At her post deep in the Rocky Mountains, Kelli Lewis (Environmental Studies, ‘15), a ranger for Colorado Parks & Wildlife, patrols Eleven Mile State Park on a pair of ice skates. With a patrol area of 3,400 acres, Lewis dashes across frozen reservoirs to greet anglers and campers alike.
Venaya Yazzie (English, ‘2000), a citizen of the Navajo Nation, is the host of the Native Voices radio show on San Juan College’s KSJE-FM. Yazzie, an artist herself, interviews Indigenous artists and unpacks the issues those professionals face.
As the American Southwest experiences its worst drought in 1,000 years, local farmers and participants in the Farmer-in-Training program at the Old Fort at Hesperus are adapting their agricultural practices. By choosing water-wise crops, these new farmers are getting creative to make their agronomy aspirations viable in a hotter, drier future.
Paddy Hobohm (Business Administration, ‘07) became owner and president of SPACE, Inc., a commercial interior design firm employing two dozen people.

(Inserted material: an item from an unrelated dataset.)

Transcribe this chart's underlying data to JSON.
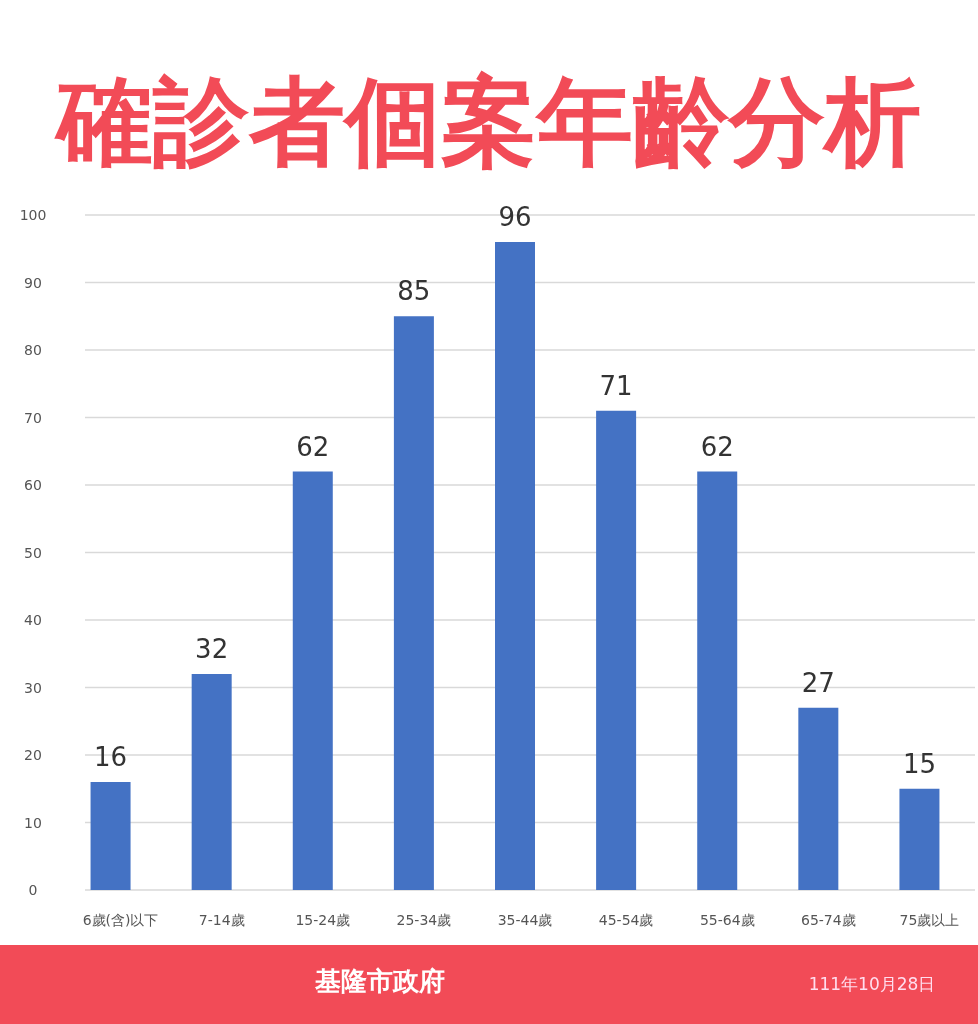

Hobohm said SPACE, Inc. is “highly focused on sustainability, disruptive innovation, and relentless creativity.”
The Stories We Wear, an exhibition curated with the help of the Center of Southwest Studies, opened on November 30. The installation honors Missing and Murdered Indigenous Relatives. To complete the project, 31 dedicated student contributors attended multiple workshops throughout the semester. The exhibition is now housed at Reed Library for public viewing.
Three exhibits continued the spirit of November’s Native American Heritage Month: As Seeds, We Grow: Student Reflections on Resilience, Roots of Wisdom: Native Knowledge, Shared Science, and the Art Gallery at FLC’s Native American Artist in Residence installation. Two installations are housed at FLC and one at the Powerhouse Science Center.
Durango Theatreworks staged A Christmas Carol: A Radio Play for a limited one-weekend run. Directed by Michael McKelvey, assistant professor of Musical Theatre, the fast-moving adaptation of Charles Dickens’s classic by Nathan Jerkins was set in the 1940s as a radio show with a narrator, multiple actors, an applause meter, and a wonderful foley effects team.